Text can be added to Jupyter Notebooks using Markdown cells. Markdown is a popular markup language that is a superset of HTML. To learn more, see [Jupyter's Markdown guide](http://jupyter-notebook.readthedocs.io/en/latest/examples/Notebook/Working%20With%20Markdown%20Cells.html) or revisit the [Reproducible Research lesson on Markdown](https://github.com/Reproducible-Science-Curriculum/introduction-RR-Jupyter/blob/master/notebooks/Navigating%20the%20notebook%20-%20instructor%20script.ipynb). 


#### Now let's make a code cell below, and use print statement to print out 'hello world'

#### What if we make the the same thing a markdown cells? 

**_Question: What is the difference when you run the same lines as code or as Markdown?_**

* To learning more about navigating Jupyter Notebook: https://github.com/Reproducible-Science-Curriculum/introduction-RR-Jupyter/blob/gh-pages/notebooks/Navigating%20the%20notebook%20-%20instructor%20script.ipynb
* A Markdown cheatsheet can be found here: https://github.com/adam-p/markdown-here/wiki/Markdown-Cheatsheet

## Saving, Checkpointing and Reverting the Notebook
* The notebook wil autosave every few minutes.
* You can also create a checkpoint using the floppy/save icon on the toolbar or File -> Save and Checkpoint.
* You can revert the notebook to a saved checkpoint using File -> Revert to Saved Checkpoint.

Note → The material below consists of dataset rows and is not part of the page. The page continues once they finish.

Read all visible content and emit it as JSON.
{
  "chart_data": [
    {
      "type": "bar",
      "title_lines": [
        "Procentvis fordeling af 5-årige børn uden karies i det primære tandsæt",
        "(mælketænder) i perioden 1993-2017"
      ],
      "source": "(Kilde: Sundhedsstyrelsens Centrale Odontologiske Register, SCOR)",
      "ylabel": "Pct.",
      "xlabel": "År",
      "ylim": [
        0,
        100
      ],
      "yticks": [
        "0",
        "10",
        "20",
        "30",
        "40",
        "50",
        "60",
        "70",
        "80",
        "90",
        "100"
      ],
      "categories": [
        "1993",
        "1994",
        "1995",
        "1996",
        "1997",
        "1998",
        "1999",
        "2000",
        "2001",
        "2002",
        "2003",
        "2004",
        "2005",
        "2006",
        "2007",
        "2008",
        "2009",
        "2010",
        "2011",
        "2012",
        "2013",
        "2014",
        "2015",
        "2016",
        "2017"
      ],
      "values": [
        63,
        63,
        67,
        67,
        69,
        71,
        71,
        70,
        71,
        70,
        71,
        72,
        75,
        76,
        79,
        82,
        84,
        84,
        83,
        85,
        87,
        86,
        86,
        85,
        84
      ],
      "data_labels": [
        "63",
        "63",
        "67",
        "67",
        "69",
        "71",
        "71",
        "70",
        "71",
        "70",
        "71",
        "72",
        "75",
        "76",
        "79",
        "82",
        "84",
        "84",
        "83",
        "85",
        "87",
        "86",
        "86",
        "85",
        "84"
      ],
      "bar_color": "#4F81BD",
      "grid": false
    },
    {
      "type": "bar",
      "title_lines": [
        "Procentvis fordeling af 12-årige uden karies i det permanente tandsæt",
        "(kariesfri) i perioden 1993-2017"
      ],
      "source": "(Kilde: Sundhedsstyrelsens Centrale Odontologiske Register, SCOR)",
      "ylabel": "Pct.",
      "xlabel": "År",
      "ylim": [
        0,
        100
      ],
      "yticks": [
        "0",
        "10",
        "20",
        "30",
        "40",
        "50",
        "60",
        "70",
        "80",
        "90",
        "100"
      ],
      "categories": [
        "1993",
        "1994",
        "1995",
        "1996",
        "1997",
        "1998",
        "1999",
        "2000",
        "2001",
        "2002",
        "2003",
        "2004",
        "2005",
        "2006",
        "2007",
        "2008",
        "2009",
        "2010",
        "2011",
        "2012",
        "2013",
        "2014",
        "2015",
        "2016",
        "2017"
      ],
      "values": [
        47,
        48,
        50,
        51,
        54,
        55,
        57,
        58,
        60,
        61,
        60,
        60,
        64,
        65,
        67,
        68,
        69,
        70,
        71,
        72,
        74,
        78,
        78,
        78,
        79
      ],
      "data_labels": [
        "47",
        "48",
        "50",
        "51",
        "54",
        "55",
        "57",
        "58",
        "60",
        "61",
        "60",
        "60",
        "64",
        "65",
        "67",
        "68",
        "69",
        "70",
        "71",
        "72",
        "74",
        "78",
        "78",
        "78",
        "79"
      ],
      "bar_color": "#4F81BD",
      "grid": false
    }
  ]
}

## Checking Reproducibility
* One of the aims of using notebooks is to produce an executable document that can be rerun to reproduce the results.
* To run cells from scratch (i.e. from a fresh kernel), Kernel -> Restart and Clear Output and then run the cells you want.
* To run all the cells in the notebook from scratch: Kernel -> Restart and Run All

__<span style="color:red">Note for reproducibility</spam>:__ Jupyter Notebook allows running cells out of order, but we highly recommend to run code cells in order all the time. If you do not know what has been run, restart the Kernel and run again.